In less than a month, the Calgary Men’s Chorus is sending a contingent to the GALA Choruses Festival in Denver, which is in the same country where 49 people were killed last night in a gay club by one man armed with an assault rifle that he got without a background check, despite being on FBI watch lists.

Up until this morning, my main worry was being able to remember all the insane dance moves we were roped in to learn in a couple of weeks.

But now, I’m scared of travelling to the country to the south of us. I don’t think I’m alone.

I’m more scared now than I was growing up in South Africa during the end of Apartheid, where being queer was illegal, where the first Pride march had participants marching with paper bags over their heads for fear of being recognised, arrested, assaulted, perhaps killed.

I was on the Pride 2001 committee with stalwarts from the first march, with a route through a very shady part of Johannesburg.

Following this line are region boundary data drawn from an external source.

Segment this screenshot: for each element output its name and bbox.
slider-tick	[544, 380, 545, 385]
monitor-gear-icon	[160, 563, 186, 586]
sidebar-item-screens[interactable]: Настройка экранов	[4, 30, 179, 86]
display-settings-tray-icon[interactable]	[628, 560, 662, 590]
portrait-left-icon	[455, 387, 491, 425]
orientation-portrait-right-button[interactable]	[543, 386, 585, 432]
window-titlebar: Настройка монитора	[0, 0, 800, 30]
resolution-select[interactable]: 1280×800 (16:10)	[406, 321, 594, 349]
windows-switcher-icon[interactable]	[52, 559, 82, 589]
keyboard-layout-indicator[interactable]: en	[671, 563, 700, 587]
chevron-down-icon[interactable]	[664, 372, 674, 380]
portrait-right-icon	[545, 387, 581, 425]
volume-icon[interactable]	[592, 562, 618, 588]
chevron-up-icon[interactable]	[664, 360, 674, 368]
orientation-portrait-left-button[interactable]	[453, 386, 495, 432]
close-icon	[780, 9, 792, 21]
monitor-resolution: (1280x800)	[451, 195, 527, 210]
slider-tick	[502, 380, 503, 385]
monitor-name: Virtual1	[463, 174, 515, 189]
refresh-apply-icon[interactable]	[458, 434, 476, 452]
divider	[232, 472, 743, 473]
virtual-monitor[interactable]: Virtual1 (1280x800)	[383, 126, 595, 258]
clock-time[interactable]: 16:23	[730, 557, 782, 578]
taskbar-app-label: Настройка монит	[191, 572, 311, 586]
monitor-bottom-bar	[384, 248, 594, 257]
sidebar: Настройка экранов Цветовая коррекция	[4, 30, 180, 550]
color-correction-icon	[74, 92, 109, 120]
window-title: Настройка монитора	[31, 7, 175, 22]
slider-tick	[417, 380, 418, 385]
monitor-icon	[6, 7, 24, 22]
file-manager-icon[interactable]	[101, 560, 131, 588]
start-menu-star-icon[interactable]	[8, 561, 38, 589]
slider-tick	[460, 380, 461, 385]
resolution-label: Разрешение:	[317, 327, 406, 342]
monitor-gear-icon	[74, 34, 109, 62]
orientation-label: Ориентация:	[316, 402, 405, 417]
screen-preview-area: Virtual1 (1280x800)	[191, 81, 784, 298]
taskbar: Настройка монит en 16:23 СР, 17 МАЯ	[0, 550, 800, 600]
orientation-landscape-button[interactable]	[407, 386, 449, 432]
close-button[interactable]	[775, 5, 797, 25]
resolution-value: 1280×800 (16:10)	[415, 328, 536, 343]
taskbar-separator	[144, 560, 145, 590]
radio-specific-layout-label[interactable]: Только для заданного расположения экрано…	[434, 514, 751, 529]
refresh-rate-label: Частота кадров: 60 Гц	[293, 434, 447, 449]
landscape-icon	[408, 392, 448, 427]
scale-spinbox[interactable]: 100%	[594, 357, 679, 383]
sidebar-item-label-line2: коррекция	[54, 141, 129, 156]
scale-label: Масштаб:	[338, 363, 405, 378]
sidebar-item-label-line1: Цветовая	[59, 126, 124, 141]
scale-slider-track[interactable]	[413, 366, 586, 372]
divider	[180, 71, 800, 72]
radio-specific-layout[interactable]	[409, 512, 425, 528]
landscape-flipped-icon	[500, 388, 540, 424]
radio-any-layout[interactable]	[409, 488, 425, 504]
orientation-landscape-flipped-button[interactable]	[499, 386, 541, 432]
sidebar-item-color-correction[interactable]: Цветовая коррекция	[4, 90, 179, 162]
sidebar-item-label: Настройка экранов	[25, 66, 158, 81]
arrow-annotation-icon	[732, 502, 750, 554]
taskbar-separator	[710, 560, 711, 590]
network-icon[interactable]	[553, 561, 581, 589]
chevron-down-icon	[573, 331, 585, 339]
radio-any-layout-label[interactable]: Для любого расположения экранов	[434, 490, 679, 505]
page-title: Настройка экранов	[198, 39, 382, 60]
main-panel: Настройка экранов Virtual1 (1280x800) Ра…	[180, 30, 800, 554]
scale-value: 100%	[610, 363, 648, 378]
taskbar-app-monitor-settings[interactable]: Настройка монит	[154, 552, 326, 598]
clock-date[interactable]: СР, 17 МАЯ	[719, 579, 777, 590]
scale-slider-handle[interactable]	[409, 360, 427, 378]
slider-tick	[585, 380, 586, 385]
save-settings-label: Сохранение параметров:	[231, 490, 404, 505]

In later years, rocks were thrown at the paraders and blood was spilled. It was dangerous then and it’s dangerous now.

Pride isn’t about washboard abs and tight brightly-coloured underwear and feather boas and high-energy dance music. We just happen to have good taste.

We’re not parading for you, we’re marching for our right to exist without being threatened. The fact that it looks like we’re having fun all the time is because we choose to celebrate the fact that we’re still alive, despite everything.

But that burden gets heavy.

And just think: I’m white and (mostly) male. I’m on the lowest difficulty setting. I’ve had a good life in comparison to my queer family of colour. My only stories about queer friends dying are a result of suicide and AIDS. Not government oppression and chemical castration, and not murder with an assault rifle in a “free” country.

If you think I chose this, if you think that the wonderful men, women and everything in between, who went before me, who fought and died to be recognised as equal, chose this, if you think we choose to be targeted, you’re mad. Absolutely and utterly mad.

At the end of the film The Imitation Game, there’s a piece in the credits about how nearly 50,000 men and women in the UK were criminalised and persecuted for being gay. Only Alan Turing was pardoned. Posthumously, after he committed suicide. For being gay. He helped bring an early end to the Second World War, and saved the lives of millions of people, but hey, he’s a sexual deviant so he must be put down.

Now 49 more people are dead. I’m pretty sure not all of them were gay. A lot of straight people enjoy going to gay clubs to have a good time. Last night there was a show at the Pulse night club in Orlando. I’d have invited my straight friends.

The police had to tune out the sound of 49 ringing phones in the carnage of the club this morning, of people phoning their loved ones to see if they’d made it out alive.

As my friend Kristian said, people are targeting us. People are targeting black lives too. It’s not that all lives don’t matter, but realise that we do matter.

You know what’s funny about this? When I went to sleep early this morning, I was still mourning the death of Christina Grimmie.